Is this a legitimate comp or something we should be wary of? I do understand that, either way, we all shouldn't be complacent about security.
It's legit, though Google (amongst others) fell out with it last year and withdrew its browser and its money because you could come along, show off your vulnerability, pwn the laptop, collect the cash…
…and then walk away without revealing your vulnerability to the browser maker, perhaps to sell your vulnerability to someone else (or to disclose it publicly, knowing it was verified to work).
The competition is a bit more responsible now. You win the prize but the browser vendor gets access to your work and time to fix the flaw before world+dog gets told how to use the exploit.
All good fun with lots of money being thrown around….but spare a thought for those of us in the trenches who are going to have to clean up the mess by spending countless hours patching thousands of vulnerable endpoints across multiple enterprises whilst begging our users in vain to browse safely and not to click on any link that comes their way.
Would the vulnerabilities have arrived anyway? Of course…but it still leaves a bit of a bad taste in the mouth!
Really? You’d rather be scrambling to patch a bunch of systems because they’re being actively exploited, than have competitions like this unearth the vulnerabilities, and have them released in a responsible manner?
There is an active black market for vulnerabilities. Far better for people to make the money here, where the vulnerability gets displayed and fixed, than sold on the black market to be used for evil.

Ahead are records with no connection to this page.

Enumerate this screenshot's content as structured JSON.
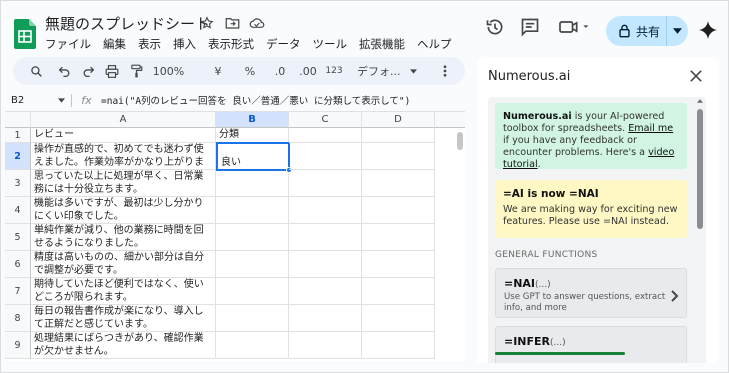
{
  "doc": {
    "title": "無題のスプレッドシート",
    "menu": [
      "ファイル",
      "編集",
      "表示",
      "挿入",
      "表示形式",
      "データ",
      "ツール",
      "拡張機能",
      "ヘルプ"
    ]
  },
  "header": {
    "share_label": "共有"
  },
  "toolbar": {
    "zoom": "100%",
    "currency": "¥",
    "percent": "%",
    "dec_decrease": ".0",
    "dec_increase": ".00",
    "number_format": "123",
    "font": "デフォ..."
  },
  "formula_bar": {
    "cell_ref": "B2",
    "fx": "fx",
    "formula": "=nai(\"A列のレビュー回答を 良い／普通／悪い に分類して表示して\")"
  },
  "sheet": {
    "columns": [
      "A",
      "B",
      "C",
      "D"
    ],
    "rows": [
      "1",
      "2",
      "3",
      "4",
      "5",
      "6",
      "7",
      "8",
      "9"
    ],
    "a": [
      "レビュー",
      "操作が直感的で、初めてでも迷わず使えました。作業効率がかなり上がります。",
      "思っていた以上に処理が早く、日常業務には十分役立ちます。",
      "機能は多いですが、最初は少し分かりにくい印象でした。",
      "単純作業が減り、他の業務に時間を回せるようになりました。",
      "精度は高いものの、細かい部分は自分で調整が必要です。",
      "期待していたほど便利ではなく、使いどころが限られます。",
      "毎日の報告書作成が楽になり、導入して正解だと感じています。",
      "処理結果にばらつきがあり、確認作業が欠かせません。"
    ],
    "b": [
      "分類",
      "良い",
      "",
      "",
      "",
      "",
      "",
      "",
      ""
    ]
  },
  "panel": {
    "title": "Numerous.ai",
    "intro": {
      "brand": "Numerous.ai",
      "text1": " is your AI-powered toolbox for spreadsheets. ",
      "email_link": "Email me",
      "text2": " if you have any feedback or encounter problems. Here's a ",
      "tutorial_link": "video tutorial",
      "text3": "."
    },
    "notice": {
      "title": "=AI is now =NAI",
      "text": "We are making way for exciting new features. Please use =NAI instead."
    },
    "section_title": "GENERAL FUNCTIONS",
    "functions": [
      {
        "name": "=NAI",
        "args": "(...)",
        "desc": "Use GPT to answer questions, extract info, and more"
      },
      {
        "name": "=INFER",
        "args": "(...)",
        "desc": ""
      }
    ]
  },
  "colors": {
    "accent": "#1a73e8",
    "share_bg": "#c2e7ff",
    "green_card": "#d1f5e2",
    "yellow_card": "#fff8c4",
    "sheets_green": "#188038"
  }
}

The article suggests lack of interest as a possible reason Safari didn't fall. But I doubt it. This article….
http://www.theregister.co.uk/2013/01/22/pwn2own_w…

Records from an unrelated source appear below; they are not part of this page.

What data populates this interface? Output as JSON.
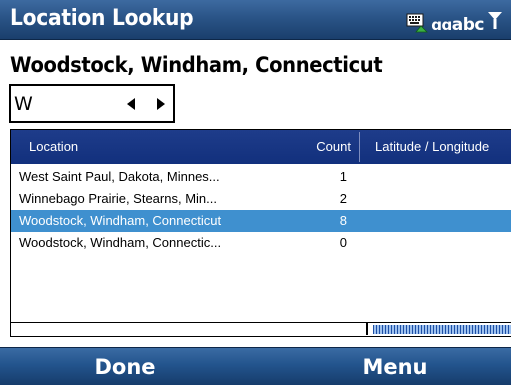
{
  "titlebar": {
    "title": "Location Lookup",
    "input_mode": "abc",
    "icons": [
      "keyboard-icon",
      "input-mode-icon",
      "signal-icon"
    ]
  },
  "heading": "Woodstock, Windham, Connecticut",
  "picker": {
    "value": "W"
  },
  "list": {
    "columns": [
      "Location",
      "Count",
      "Latitude / Longitude"
    ],
    "rows": [
      {
        "location": "West Saint Paul, Dakota, Minnes...",
        "count": "1"
      },
      {
        "location": "Winnebago Prairie, Stearns, Min...",
        "count": "2"
      },
      {
        "location": "Woodstock, Windham, Connecticut",
        "count": "8"
      },
      {
        "location": "Woodstock, Windham, Connectic...",
        "count": "0"
      }
    ],
    "selected_index": 2
  },
  "softkeys": {
    "left": "Done",
    "right": "Menu"
  },
  "colors": {
    "titlebar": "#2a5487",
    "header": "#12307d",
    "selection": "#3f90cf"
  }
}
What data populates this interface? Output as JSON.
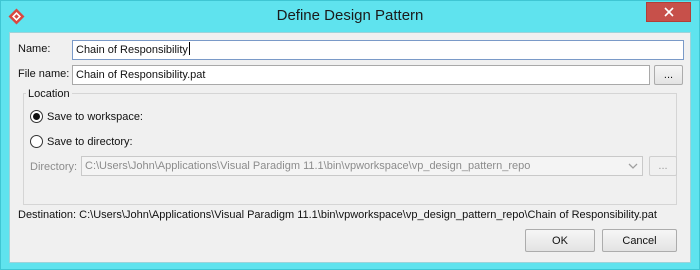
{
  "window": {
    "title": "Define Design Pattern"
  },
  "form": {
    "name_label": "Name:",
    "name_value": "Chain of Responsibility",
    "file_name_label": "File name:",
    "file_name_value": "Chain of Responsibility.pat",
    "browse_label": "..."
  },
  "location": {
    "group_title": "Location",
    "save_workspace_label": "Save to workspace:",
    "save_workspace_selected": true,
    "save_directory_label": "Save to directory:",
    "save_directory_selected": false,
    "directory_label": "Directory:",
    "directory_value": "C:\\Users\\John\\Applications\\Visual Paradigm 11.1\\bin\\vpworkspace\\vp_design_pattern_repo",
    "directory_browse_label": "..."
  },
  "destination": {
    "text": "Destination: C:\\Users\\John\\Applications\\Visual Paradigm 11.1\\bin\\vpworkspace\\vp_design_pattern_repo\\Chain of Responsibility.pat"
  },
  "buttons": {
    "ok_label": "OK",
    "cancel_label": "Cancel"
  },
  "icons": {
    "app": "visual-paradigm-logo-icon",
    "close": "close-icon",
    "combo_arrow": "chevron-down-icon"
  },
  "colors": {
    "title_bar": "#5fe3ee",
    "close_button": "#c7504a",
    "dialog_background": "#f0f0f0",
    "app_icon": "#d9473f"
  }
}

….says the prize for hacking the Safari browser was set to $65,000. Who would lack interest in that much money? Java fell for just $20,000.

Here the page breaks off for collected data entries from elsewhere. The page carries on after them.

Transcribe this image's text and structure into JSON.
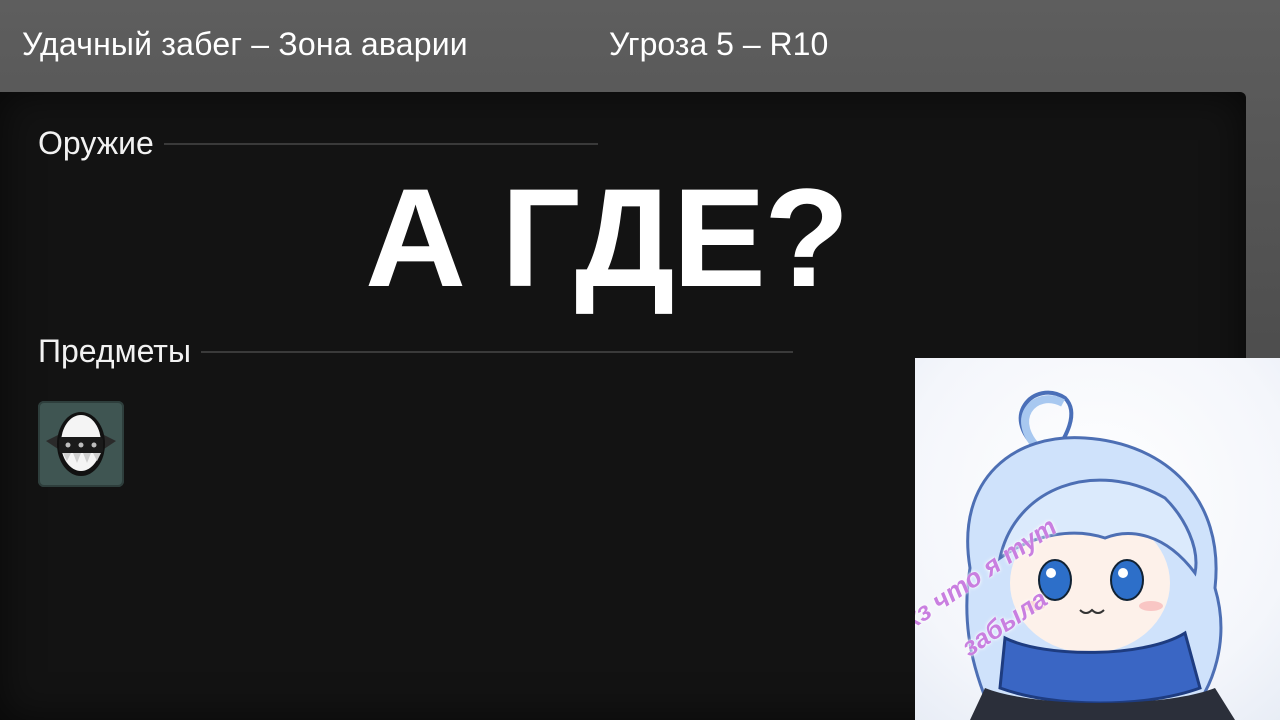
{
  "header": {
    "run_title": "Удачный забег – Зона аварии",
    "threat": "Угроза 5 – R10"
  },
  "panel": {
    "weapons_label": "Оружие",
    "items_label": "Предметы",
    "overlay_text": "А ГДЕ?",
    "items": [
      {
        "icon": "spiked-egg-icon"
      }
    ]
  },
  "avatar": {
    "icon": "chibi-girl-avatar",
    "caption_line1": "Я хз что я тут",
    "caption_line2": "забыла"
  },
  "colors": {
    "panel_bg": "#131313",
    "item_slot_bg": "#3f5552",
    "caption": "#c97fe0"
  }
}
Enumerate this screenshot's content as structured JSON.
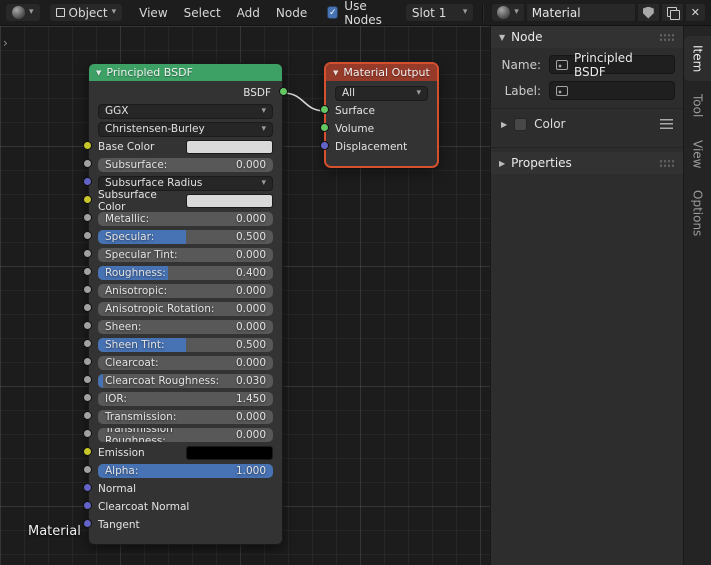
{
  "icons": {
    "chevron_down": "▾",
    "check": "✓",
    "close": "✕",
    "tri_down": "▼",
    "tri_right": "▶",
    "collapse_arrow": "›"
  },
  "colors": {
    "accent_blue": "#4772b3",
    "principled_header": "#3da065",
    "output_header": "#963a2a",
    "selected_outline": "#d4502e",
    "noodle": "#d8d8d8",
    "socket_colors": {
      "color": "#c7c729",
      "value": "#a1a1a1",
      "vector": "#6363c7",
      "shader": "#63c763"
    }
  },
  "header": {
    "mode": {
      "label": "Object"
    },
    "menus": [
      "View",
      "Select",
      "Add",
      "Node"
    ],
    "use_nodes": {
      "label": "Use Nodes",
      "checked": true
    },
    "slot": {
      "label": "Slot 1"
    },
    "material": {
      "name": "Material"
    }
  },
  "editor": {
    "breadcrumb": "Material"
  },
  "nodes": {
    "principled": {
      "title": "Principled BSDF",
      "output_label": "BSDF",
      "rows": [
        {
          "kind": "dropdown",
          "label": "GGX",
          "socket": null
        },
        {
          "kind": "dropdown",
          "label": "Christensen-Burley",
          "socket": null
        },
        {
          "kind": "color",
          "label": "Base Color",
          "swatch": "#d9d9d9",
          "socket": "color"
        },
        {
          "kind": "slider",
          "label": "Subsurface:",
          "value": "0.000",
          "fill": 0,
          "socket": "value"
        },
        {
          "kind": "dropdown",
          "label": "Subsurface Radius",
          "socket": "vector"
        },
        {
          "kind": "color",
          "label": "Subsurface Color",
          "swatch": "#d9d9d9",
          "socket": "color"
        },
        {
          "kind": "slider",
          "label": "Metallic:",
          "value": "0.000",
          "fill": 0,
          "socket": "value"
        },
        {
          "kind": "slider",
          "label": "Specular:",
          "value": "0.500",
          "fill": 0.5,
          "socket": "value"
        },
        {
          "kind": "slider",
          "label": "Specular Tint:",
          "value": "0.000",
          "fill": 0,
          "socket": "value"
        },
        {
          "kind": "slider",
          "label": "Roughness:",
          "value": "0.400",
          "fill": 0.4,
          "socket": "value"
        },
        {
          "kind": "slider",
          "label": "Anisotropic:",
          "value": "0.000",
          "fill": 0,
          "socket": "value"
        },
        {
          "kind": "slider",
          "label": "Anisotropic Rotation:",
          "value": "0.000",
          "fill": 0,
          "socket": "value"
        },
        {
          "kind": "slider",
          "label": "Sheen:",
          "value": "0.000",
          "fill": 0,
          "socket": "value"
        },
        {
          "kind": "slider",
          "label": "Sheen Tint:",
          "value": "0.500",
          "fill": 0.5,
          "socket": "value"
        },
        {
          "kind": "slider",
          "label": "Clearcoat:",
          "value": "0.000",
          "fill": 0,
          "socket": "value"
        },
        {
          "kind": "slider",
          "label": "Clearcoat Roughness:",
          "value": "0.030",
          "fill": 0.03,
          "socket": "value"
        },
        {
          "kind": "slider",
          "label": "IOR:",
          "value": "1.450",
          "fill": 0,
          "socket": "value"
        },
        {
          "kind": "slider",
          "label": "Transmission:",
          "value": "0.000",
          "fill": 0,
          "socket": "value"
        },
        {
          "kind": "slider",
          "label": "Transmission Roughness:",
          "value": "0.000",
          "fill": 0,
          "socket": "value"
        },
        {
          "kind": "color",
          "label": "Emission",
          "swatch": "#000000",
          "socket": "color"
        },
        {
          "kind": "slider",
          "label": "Alpha:",
          "value": "1.000",
          "fill": 1,
          "socket": "value"
        },
        {
          "kind": "plain",
          "label": "Normal",
          "socket": "vector"
        },
        {
          "kind": "plain",
          "label": "Clearcoat Normal",
          "socket": "vector"
        },
        {
          "kind": "plain",
          "label": "Tangent",
          "socket": "vector"
        }
      ]
    },
    "material_output": {
      "title": "Material Output",
      "dropdown": "All",
      "inputs": [
        {
          "label": "Surface",
          "socket": "shader",
          "connected": true
        },
        {
          "label": "Volume",
          "socket": "shader",
          "connected": false
        },
        {
          "label": "Displacement",
          "socket": "vector",
          "connected": false
        }
      ]
    }
  },
  "sidebar": {
    "node_panel": {
      "title": "Node",
      "name_label": "Name:",
      "name_value": "Principled BSDF",
      "label_label": "Label:",
      "label_value": "",
      "color_label": "Color"
    },
    "properties_panel": {
      "title": "Properties"
    },
    "tabs": [
      "Item",
      "Tool",
      "View",
      "Options"
    ],
    "active_tab": 0
  }
}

I'm not sure it's very smart to award all the cash prizes to those who happen to be lucky enough to be chosen first. It seems to me that such a system provides far less incentive to those who aren't chosen first. What's in it for them if the cash has already been awarded to someone else?
I suppose they get the credit for having achieved the pwnation, and maybe that's enough for some. But what's to keep them from just saying "Forget it", and walking away to sell their exploits to the bad guys?
Ah…and now I see that the PWN2OWN sponsor (HP) apparently agrees, having announced on Day 2 that they will pay a cash prize to everyone who creates a successful attack. That makes more sense.
https://nakedsecurity.sophos.com/pwn2own-results-d…
The cynic says that everyone expected Miller to beat Safari in 10 seconds or so (as usual) and no one else bothered.
People use Safari?
Yes, and now you know why.
The article seems to suggest that Safari running on Windows was not part of the 'game'. A number of people use it that way, but is it any more secure that the other browsers?
Part of the security, or insecurity, may be due to the OS being used, any flavour of UNIX (such as OS X and Linux) tends to be less vulnerable than Windows. That may be because of smaller presence in the market so less interest in attacking.
Could 'The Duck' clarify the position of Safari on Windows please?
Safari on Windows is dead, so there’s no point in testing that configuration.
I'd be interested to know how well this works in Firefox with Noscript. And I would also like it tested with a browser sandboxed with Sandboxie.
@ Chuck–
I think the the point is to hack with their default configurations, as how vast majority of people would use it. Most people on the street don’t have a clue what NoScript is, or Sandboxie.